I am not a statistician but I do have some academic knowledge on the subject. Every now and then (on an exceptionally boring day) I open a new spreadsheet and generate some random numbers and then transform them using some algorithm. I have noticed that sometimes the set exhibits very high kurtosis (sometimes more than 15000) and when I check to see how many numbers fall within x standard deviations from the mean, the results are very non-normal as expected.
I have often heard that very high kurtosis is a common complaint in asset pricing so my question is, is there any systematic theoretically accurate way of correcting/compensating for extreme kurtosis so that one can construct reasonable confidence intervals?
If not, then doesn’t that make a lot of asset pricing (especially CDOs) a bit of a scam?
Pricing these days is based on the GARCH model, which allows for much fatter tails than a standard ARMA model, or something similar.
Thanks.
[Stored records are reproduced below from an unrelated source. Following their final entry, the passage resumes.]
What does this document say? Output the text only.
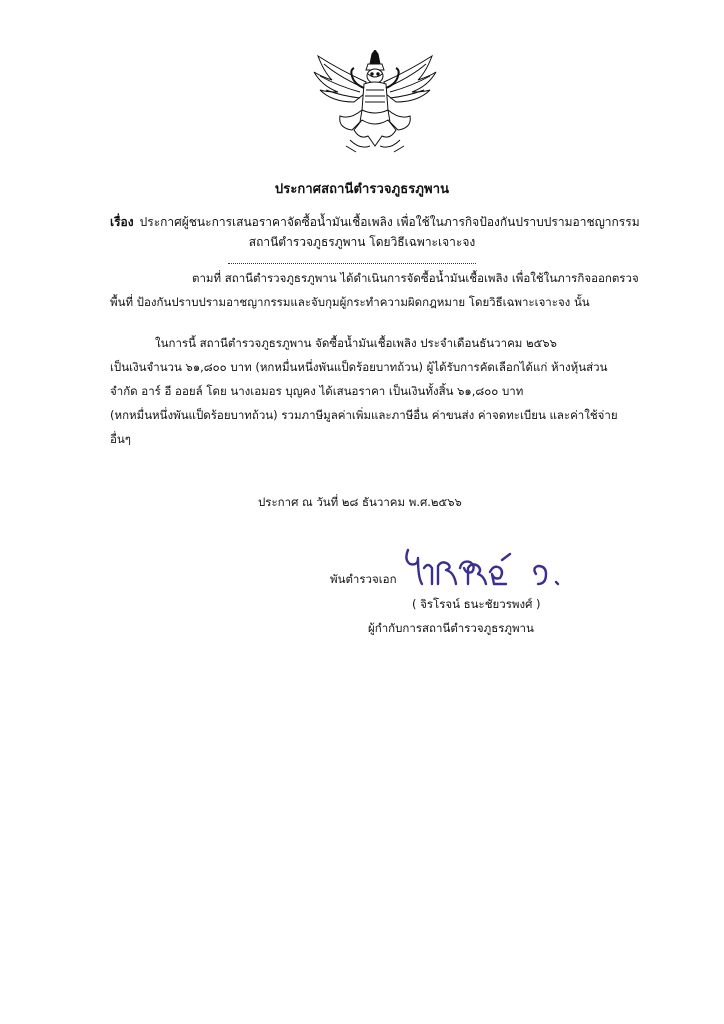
ประกาศสถานีตำรวจภูธรภูพาน
เรื่อง ประกาศผู้ชนะการเสนอราคาจัดซื้อน้ำมันเชื้อเพลิง เพื่อใช้ในภารกิจป้องกันปราบปรามอาชญากรรม
สถานีตำรวจภูธรภูพาน โดยวิธีเฉพาะเจาะจง
ตามที่ สถานีตำรวจภูธรภูพาน ได้ดำเนินการจัดซื้อน้ำมันเชื้อเพลิง เพื่อใช้ในภารกิจออกตรวจ
พื้นที่ ป้องกันปราบปรามอาชญากรรมและจับกุมผู้กระทำความผิดกฎหมาย โดยวิธีเฉพาะเจาะจง นั้น
ในการนี้ สถานีตำรวจภูธรภูพาน จัดซื้อน้ำมันเชื้อเพลิง ประจำเดือนธันวาคม ๒๕๖๖
เป็นเงินจำนวน ๖๑,๘๐๐ บาท (หกหมื่นหนึ่งพันแป็ดร้อยบาทถ้วน) ผู้ได้รับการคัดเลือกได้แก่ ห้างหุ้นส่วน
จำกัด อาร์ อี ออยล์ โดย นางเอมอร บุญคง ได้เสนอราคา เป็นเงินทั้งสิ้น ๖๑,๘๐๐ บาท
(หกหมื่นหนึ่งพันแป็ดร้อยบาทถ้วน) รวมภาษีมูลค่าเพิ่มและภาษีอื่น ค่าขนส่ง ค่าจดทะเบียน และค่าใช้จ่าย
อื่นๆ
ประกาศ ณ วันที่ ๒๘ ธันวาคม พ.ศ.๒๕๖๖
พันตำรวจเอก
( จิรโรจน์ ธนะชัยวรพงศ์ )
ผู้กำกับการสถานีตำรวจภูธรภูพาน
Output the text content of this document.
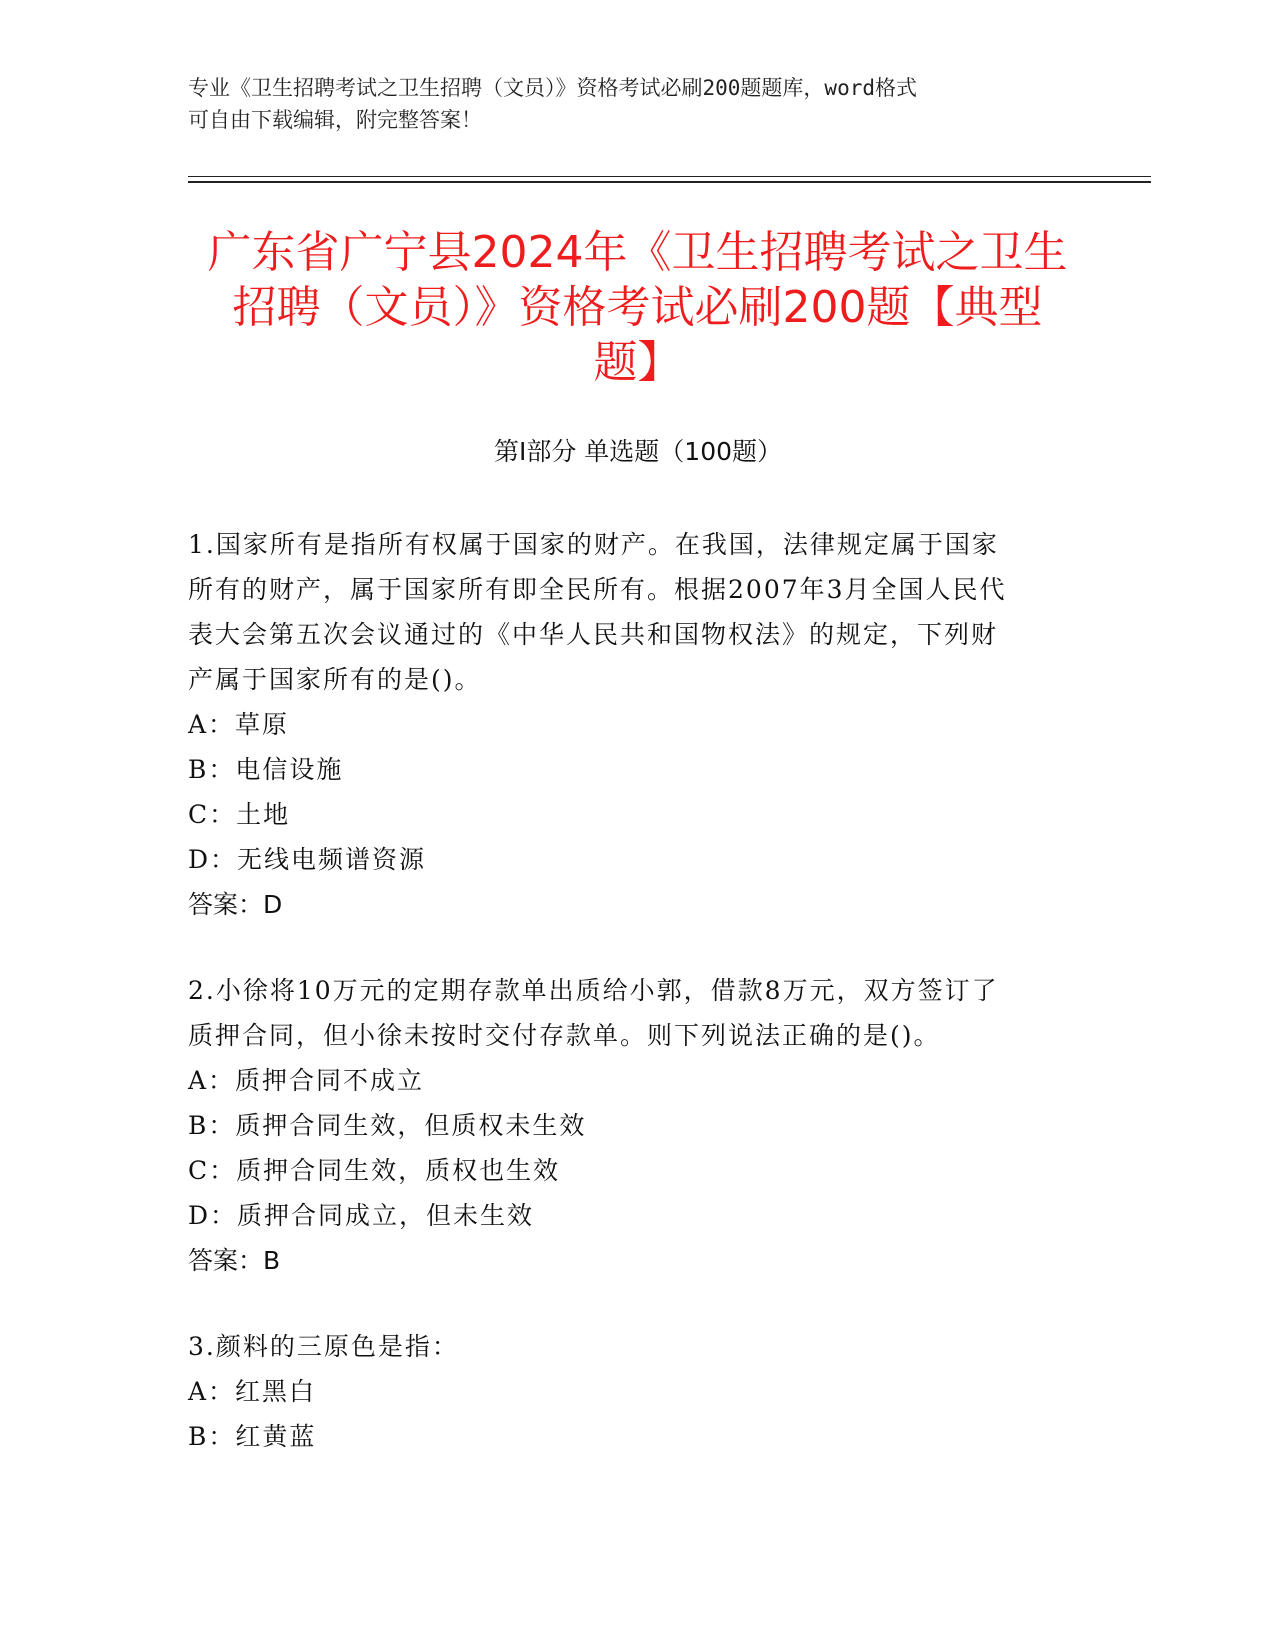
专业《卫生招聘考试之卫生招聘（文员）》资格考试必刷200题题库，word格式
可自由下载编辑，附完整答案！
广东省广宁县2024年《卫生招聘考试之卫生
招聘（文员）》资格考试必刷200题【典型
题】
第Ⅰ部分 单选题（100题）

1.国家所有是指所有权属于国家的财产。在我国，法律规定属于国家

所有的财产，属于国家所有即全民所有。根据2007年3月全国人民代

表大会第五次会议通过的《中华人民共和国物权法》的规定，下列财

产属于国家所有的是()。

A：草原

B：电信设施

C：土地

D：无线电频谱资源

答案：D

2.小徐将10万元的定期存款单出质给小郭，借款8万元，双方签订了

质押合同，但小徐未按时交付存款单。则下列说法正确的是()。

A：质押合同不成立

B：质押合同生效，但质权未生效

C：质押合同生效，质权也生效

D：质押合同成立，但未生效

答案：B

3.颜料的三原色是指：

A：红黑白

B：红黄蓝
I have actually heard of GARCH but I haven’t gone into too much detail and I wasn’t aware it is so popular.
Does anyone know of any methods that have been developed specifically to deal with excess kurtosis?
What I am wondering is if there is any test statistic that uses the kurtosis, the degrees of freedom and other parameters to perform a valid hypothesis test, perhaps using some special distribution as a model.
Everything I have come across works on the assumption that the whatever you are looking is normally distributed or at least the error terms are normal (which I believe GARCH does also but not 100% sure).
So is there any mathematical use for the kurtosis measure other than to say “look, it has excess kurtosis!”?
You can’t just look at the kurtosis of an asset over a given time period because that doesn’t tell you everything that’s going on. Consider the returns on the S&P 500 for the period starting 1/1/1999 and ending 12/31/2007. Simply calculating the kurtosis would lead you to believe that they’re not normally distributed. On the other hand, if you plot them, it’s painfully clear that the volatility is non-constant, and that you need a model that can handle that, not just the excess kurtosis.
Couple of questions: For your random numbers, are you simulating from a uniform distribution or a normal distribution or another distribution? You also said that you do a transformation. Is the transformation a linear or logarithmic transformation or another non-linear transformation? One wouldn’t expect to see a normal distribution in the raw data after any given non-linear transformation. Some families of transformations preserve kurtosis but many do not. A statistic like the mean has the central limit theorem machinery that asymptotically converges to a normal distribution but raw data may or may not be normally distributed given a set of transformations.
Another set of questions is: what are you trying to test? Are you testing a kurtosis hypothesis? I’m not sure why one would want to consider a kurtosis test alone as it relates to pricing and markets, but yes, there are tests for kurtosis. However, let’s say that there’s excess kurtosis; are you asking whether that turns into some sort of arbitrage opportunity that one can exploit? Like ultrafilter said, in a dynamic system, a snapshot of a statistic isn’t particularly informative because so many other things (including summary statistics) are changing simultaneously.
In statistical circles, there isn’t a huge clamor for kurtosis reporting. It’s a statistic, but there are lots of other statistics that are more easily interpreted for summarizing data.